Et elle a raison, il y a désormais trop de pression dans cette cocotte-minute remplie à ras bord de frustrations, d’hormones sexuelles, de désirs érotiques et d’orifices dilatés. Si l’on compte en plus les gueules cassées du couple (1 couple sur 10 va prendre ses distances après le confinement, sondage du Parisien du 5 mai) comme nouveaux venus sur le marché de la baise, tous les éléments sont réunis pour une énorme partouze nationale.
Alors, assisterons-nous à d’immenses bacchanales comme décharge d’une énergie vitale trop longtemps enfouie ? Je me tourne désormais vers les sciences humaines. Cathline Smoos, sexologue d’avant-garde et pionnière en matière de cybersexualité, va dans mon sens tout en calmant mes ardeurs de Nostradanus. Elle me dit : « Au début du déconfinement, tout du moins, quelques semaines après, quand l’été arrivera, on assistera sûrement à une urgence de vivre. Parce qu’on aura soudainement pris conscience que l’on a qu’une vie, on aura envie de vivre des passions joyeuses plutôt que des passions tristes. C’est comme après un accident ou une maladie, il y a un besoin de dévorer l’existence. Et puis ce temps de confinement nous conduira immanquablement vers une redécouverte et une excitation de l’autre. Par contre, je ne pense pas que la société soit par la suite plus libérée et égalitaire sexuellement. Les gens en difficulté avec le sexe continueront à l’être. » Elle conclut : « Disons que l’ambiance pendant cette période sera propice aux rencontres. Et puis, après l’été, les choses reviendront à la « normale ».
Bon, il n’y aura peut-être pas de partouze sur les Champs-Élysées, mais je n’en démords pas, ma théorie tient la route. Alors retiens-la lorsque tu iras acheter ta baguette et que tu ressentiras une gaule de taulard devant une jupe légère.
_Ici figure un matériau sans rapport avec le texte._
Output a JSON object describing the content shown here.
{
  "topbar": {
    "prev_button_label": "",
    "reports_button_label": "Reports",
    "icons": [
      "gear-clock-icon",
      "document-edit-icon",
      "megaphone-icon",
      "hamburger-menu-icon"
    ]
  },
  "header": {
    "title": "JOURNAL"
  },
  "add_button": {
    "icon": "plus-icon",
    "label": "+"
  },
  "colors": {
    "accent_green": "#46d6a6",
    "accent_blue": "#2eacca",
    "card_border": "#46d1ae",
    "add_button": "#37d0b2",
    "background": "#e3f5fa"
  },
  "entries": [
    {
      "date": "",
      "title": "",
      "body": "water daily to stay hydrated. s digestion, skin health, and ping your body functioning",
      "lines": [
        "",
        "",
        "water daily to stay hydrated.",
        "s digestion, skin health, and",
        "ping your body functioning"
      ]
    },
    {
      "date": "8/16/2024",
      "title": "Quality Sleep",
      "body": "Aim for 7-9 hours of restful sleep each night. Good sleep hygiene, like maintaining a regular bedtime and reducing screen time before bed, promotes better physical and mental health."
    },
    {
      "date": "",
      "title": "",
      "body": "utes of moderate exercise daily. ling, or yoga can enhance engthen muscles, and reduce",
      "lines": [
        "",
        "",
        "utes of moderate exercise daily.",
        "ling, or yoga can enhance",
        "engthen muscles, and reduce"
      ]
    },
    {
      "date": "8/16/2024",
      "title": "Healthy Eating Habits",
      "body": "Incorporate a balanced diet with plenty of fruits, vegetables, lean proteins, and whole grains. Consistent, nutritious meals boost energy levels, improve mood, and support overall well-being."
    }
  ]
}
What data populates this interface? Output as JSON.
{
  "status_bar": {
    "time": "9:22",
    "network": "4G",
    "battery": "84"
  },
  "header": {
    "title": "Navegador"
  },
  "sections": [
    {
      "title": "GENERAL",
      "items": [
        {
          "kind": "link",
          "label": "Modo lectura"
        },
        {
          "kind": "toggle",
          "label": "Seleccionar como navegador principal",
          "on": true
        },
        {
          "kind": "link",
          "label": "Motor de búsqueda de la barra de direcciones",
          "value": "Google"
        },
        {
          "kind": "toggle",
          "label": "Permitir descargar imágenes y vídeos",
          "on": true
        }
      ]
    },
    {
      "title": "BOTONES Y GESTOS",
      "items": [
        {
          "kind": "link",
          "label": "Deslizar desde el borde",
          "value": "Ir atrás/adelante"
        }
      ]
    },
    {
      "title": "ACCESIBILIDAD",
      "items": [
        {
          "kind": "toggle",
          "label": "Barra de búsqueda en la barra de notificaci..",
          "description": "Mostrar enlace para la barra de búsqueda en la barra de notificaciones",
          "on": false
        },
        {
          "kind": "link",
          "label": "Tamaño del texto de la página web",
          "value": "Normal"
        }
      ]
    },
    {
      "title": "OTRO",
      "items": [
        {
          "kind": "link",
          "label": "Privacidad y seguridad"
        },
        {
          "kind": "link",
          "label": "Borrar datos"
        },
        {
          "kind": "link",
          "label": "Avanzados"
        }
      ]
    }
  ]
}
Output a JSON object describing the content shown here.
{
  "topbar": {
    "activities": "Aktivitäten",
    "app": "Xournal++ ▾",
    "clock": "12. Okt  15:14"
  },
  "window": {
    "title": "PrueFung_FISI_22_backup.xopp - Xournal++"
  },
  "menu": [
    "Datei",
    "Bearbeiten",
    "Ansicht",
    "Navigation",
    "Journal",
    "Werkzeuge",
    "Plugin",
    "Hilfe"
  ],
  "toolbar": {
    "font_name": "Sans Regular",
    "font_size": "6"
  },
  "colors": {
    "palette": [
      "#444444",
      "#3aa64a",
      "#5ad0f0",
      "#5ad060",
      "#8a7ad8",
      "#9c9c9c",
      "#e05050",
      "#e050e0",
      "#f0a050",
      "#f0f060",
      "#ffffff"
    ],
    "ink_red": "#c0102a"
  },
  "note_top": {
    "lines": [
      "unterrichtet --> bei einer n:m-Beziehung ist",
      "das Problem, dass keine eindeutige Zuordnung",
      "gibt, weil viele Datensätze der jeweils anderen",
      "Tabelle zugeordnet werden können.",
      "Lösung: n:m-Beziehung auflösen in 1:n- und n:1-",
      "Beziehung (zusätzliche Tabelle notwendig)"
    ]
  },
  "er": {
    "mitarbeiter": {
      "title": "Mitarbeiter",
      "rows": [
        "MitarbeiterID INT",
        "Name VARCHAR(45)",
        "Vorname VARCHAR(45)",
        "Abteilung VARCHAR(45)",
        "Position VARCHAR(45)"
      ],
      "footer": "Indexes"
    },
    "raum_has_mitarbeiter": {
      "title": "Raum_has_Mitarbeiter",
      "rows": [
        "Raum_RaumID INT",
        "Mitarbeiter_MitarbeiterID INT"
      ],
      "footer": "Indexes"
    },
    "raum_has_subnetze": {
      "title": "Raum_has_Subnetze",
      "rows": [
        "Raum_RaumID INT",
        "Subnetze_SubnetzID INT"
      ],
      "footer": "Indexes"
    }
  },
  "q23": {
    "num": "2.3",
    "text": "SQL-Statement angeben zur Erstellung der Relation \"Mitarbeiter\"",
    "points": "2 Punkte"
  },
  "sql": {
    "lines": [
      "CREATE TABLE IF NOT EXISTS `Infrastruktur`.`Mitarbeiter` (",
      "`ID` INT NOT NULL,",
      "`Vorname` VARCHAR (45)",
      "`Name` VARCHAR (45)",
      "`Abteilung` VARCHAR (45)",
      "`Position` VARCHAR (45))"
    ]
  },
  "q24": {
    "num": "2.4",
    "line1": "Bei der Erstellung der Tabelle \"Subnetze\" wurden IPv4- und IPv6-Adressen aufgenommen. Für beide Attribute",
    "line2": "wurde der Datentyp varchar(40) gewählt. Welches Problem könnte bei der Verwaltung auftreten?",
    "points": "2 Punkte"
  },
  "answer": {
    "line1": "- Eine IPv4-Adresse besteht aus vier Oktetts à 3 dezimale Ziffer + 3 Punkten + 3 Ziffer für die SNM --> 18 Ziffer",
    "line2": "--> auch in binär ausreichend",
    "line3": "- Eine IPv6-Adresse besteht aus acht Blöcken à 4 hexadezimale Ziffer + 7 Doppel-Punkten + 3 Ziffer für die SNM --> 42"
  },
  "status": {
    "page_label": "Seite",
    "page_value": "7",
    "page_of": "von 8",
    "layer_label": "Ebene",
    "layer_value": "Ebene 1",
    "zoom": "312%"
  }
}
Retiens-la aussi quand dans ta caisse, tu seras nerveusement à la recherche de boites à cul clandestines ou de séances de sexe en groupe dans le bois de Vincennes. Enfin penses-y lorsque dans ce monde déliquescent où nous serons bientôt tous dans la dèche, tu baiseras pour oublier. Car sache-le, pendant que le Titanic coulait, l’orchestre ne continuait pas de jouer, il s’envoyait en l’air.